Die Söhne hießen Birger, Erik und Waldemar. Der Marschall wurde ein gar weiser Vormund, und das Volk sagte: »Es fehlt weder an Freude, Tanz und Turnieren bei den Herren, noch an Korn, Speck und Heringen in den Hütten, es steht um Schweden so gut, daß es erst spät möchte besser werden als zu den Zeiten Knut Tyrgills.«

Als König Birger achtzehn Jahre alt wurde, machte er Hochzeit mit einer Schwester des Dänenkönigs Erik Menved, der früher Birgers eigene Schwester geheiratet hatte.

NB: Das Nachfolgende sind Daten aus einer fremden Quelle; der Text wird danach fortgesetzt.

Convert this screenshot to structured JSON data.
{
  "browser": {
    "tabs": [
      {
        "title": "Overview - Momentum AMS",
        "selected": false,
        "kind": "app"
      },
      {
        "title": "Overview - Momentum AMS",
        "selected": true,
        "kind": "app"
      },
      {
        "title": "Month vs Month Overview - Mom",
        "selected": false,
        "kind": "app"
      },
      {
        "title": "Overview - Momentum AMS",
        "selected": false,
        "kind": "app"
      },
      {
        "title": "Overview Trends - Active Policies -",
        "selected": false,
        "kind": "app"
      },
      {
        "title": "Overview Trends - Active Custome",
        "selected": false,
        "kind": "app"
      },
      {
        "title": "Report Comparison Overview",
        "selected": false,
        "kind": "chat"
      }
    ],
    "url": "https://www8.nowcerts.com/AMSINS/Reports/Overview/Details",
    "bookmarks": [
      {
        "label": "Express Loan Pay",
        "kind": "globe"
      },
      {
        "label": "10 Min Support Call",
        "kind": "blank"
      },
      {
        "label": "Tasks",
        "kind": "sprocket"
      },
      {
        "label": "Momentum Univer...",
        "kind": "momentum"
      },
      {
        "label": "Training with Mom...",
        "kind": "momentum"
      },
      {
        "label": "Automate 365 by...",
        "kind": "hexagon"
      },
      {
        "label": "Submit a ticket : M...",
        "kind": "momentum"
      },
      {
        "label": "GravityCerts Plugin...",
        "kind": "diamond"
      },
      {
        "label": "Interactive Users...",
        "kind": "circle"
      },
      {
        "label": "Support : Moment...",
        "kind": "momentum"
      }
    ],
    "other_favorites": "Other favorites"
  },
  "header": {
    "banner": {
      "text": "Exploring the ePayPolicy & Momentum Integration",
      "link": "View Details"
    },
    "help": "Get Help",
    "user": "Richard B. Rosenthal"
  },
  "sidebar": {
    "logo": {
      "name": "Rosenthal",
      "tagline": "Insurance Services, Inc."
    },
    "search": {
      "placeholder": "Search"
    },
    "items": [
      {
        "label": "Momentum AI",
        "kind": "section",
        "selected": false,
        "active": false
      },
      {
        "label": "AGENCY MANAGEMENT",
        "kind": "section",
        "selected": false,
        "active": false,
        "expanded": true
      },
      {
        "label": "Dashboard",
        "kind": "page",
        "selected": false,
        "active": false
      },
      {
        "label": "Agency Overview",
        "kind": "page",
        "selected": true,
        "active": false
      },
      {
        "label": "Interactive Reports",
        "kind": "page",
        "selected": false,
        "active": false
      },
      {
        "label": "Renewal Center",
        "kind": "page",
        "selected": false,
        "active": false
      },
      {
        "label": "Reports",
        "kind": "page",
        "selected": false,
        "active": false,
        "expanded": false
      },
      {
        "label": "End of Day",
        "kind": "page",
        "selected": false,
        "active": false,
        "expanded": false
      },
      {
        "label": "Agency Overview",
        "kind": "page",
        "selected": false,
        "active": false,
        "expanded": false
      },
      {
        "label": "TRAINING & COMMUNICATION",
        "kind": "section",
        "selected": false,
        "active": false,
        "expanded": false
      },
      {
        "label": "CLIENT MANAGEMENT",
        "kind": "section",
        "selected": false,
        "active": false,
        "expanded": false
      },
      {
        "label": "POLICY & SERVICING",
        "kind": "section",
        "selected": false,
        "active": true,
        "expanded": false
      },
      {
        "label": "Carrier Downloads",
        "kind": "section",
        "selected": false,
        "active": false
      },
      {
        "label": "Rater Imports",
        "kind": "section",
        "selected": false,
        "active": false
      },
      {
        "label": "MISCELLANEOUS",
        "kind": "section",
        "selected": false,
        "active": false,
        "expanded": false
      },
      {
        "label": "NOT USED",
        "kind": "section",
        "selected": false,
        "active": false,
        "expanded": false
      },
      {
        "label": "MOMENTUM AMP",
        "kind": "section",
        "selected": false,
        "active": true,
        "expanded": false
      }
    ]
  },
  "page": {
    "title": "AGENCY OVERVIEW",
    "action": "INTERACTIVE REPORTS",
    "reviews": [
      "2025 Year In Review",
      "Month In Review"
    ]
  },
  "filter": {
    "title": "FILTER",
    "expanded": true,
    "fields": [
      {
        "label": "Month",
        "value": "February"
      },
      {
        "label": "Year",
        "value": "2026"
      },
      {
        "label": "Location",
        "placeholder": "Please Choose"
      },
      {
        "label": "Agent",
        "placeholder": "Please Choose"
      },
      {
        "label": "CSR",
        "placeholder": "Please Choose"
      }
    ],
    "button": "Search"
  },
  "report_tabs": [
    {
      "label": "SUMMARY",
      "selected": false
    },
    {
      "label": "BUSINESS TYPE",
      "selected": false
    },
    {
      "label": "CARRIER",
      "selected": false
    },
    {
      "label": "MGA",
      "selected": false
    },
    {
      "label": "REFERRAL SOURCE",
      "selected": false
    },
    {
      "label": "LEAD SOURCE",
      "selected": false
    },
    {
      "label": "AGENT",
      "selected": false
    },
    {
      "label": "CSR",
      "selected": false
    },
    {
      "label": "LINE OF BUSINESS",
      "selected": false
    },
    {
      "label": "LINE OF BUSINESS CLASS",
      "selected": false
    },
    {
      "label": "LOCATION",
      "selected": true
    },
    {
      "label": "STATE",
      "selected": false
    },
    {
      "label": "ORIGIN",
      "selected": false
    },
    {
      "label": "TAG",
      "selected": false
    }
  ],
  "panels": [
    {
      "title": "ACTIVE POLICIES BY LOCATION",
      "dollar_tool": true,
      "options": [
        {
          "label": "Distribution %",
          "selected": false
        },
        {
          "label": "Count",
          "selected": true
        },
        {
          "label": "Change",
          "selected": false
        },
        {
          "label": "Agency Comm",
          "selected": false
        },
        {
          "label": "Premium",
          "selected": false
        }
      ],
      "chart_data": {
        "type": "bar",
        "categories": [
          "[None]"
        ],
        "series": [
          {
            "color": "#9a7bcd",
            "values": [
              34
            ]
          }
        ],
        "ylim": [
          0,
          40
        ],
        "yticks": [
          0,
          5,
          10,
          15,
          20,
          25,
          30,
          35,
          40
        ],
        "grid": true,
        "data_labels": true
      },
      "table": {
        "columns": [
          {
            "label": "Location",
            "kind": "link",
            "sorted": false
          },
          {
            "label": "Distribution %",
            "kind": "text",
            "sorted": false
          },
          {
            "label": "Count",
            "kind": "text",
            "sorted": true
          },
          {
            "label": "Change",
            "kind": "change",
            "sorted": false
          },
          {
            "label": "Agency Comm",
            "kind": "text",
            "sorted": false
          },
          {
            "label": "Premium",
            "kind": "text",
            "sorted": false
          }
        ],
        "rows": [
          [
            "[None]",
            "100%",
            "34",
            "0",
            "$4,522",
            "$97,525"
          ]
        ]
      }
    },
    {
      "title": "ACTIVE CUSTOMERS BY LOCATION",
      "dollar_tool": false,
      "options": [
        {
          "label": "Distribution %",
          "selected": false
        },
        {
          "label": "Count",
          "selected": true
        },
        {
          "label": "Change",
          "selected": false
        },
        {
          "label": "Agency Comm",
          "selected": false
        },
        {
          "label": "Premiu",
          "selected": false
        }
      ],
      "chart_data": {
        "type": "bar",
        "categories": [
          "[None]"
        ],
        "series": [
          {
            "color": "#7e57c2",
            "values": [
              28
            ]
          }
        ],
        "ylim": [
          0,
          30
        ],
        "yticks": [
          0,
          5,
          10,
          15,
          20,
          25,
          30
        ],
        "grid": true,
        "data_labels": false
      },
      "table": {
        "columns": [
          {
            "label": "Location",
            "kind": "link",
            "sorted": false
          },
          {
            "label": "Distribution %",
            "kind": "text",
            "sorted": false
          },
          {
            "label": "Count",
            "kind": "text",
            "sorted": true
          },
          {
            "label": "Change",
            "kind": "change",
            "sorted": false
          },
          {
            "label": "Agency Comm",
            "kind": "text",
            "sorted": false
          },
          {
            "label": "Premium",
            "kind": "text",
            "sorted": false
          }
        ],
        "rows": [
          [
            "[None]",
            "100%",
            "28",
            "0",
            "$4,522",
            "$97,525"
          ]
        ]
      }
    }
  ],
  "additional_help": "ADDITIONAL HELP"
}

Die Hochzeit wurde in Stockholm gefeiert, und um sie recht festlich zu gestalten, tat der Marschall einen tüchtigen Griff in den Beutel des Reiches. Von aufmerksamen Zuhörern umgeben, standen Gaukler und umherziehende Musikanten auf Tischen und Fässern und riefen mit lauter Stimme die letzten Neuigkeiten aus, denn damals gab es noch keine Zeitungen. Jeder bekannte Ritter wurde mit Jubelrufen begrüßt. In den Häusern, wo die Ritter ihre Unterkunft bekamen, wurden ihre Lanzenfähnlein durch die Fenster herausgesteckt, so daß überall, wohin man sah, wappengeschmückte Fahnen hingen. Aber am lautesten wurde der Jubel, als die beiden Brüder des Königs hereinzogen. Um Waldemar kümmerte sich niemand, aber zu Erik drängten sich alle heran, ihm zu huldigen. Er strahlte vor Jugend und Übermut, und wenn er die Hand aufhob, war es, als wolle er Goldsäcke und Königskronen von den Wolken des Himmels herabholen.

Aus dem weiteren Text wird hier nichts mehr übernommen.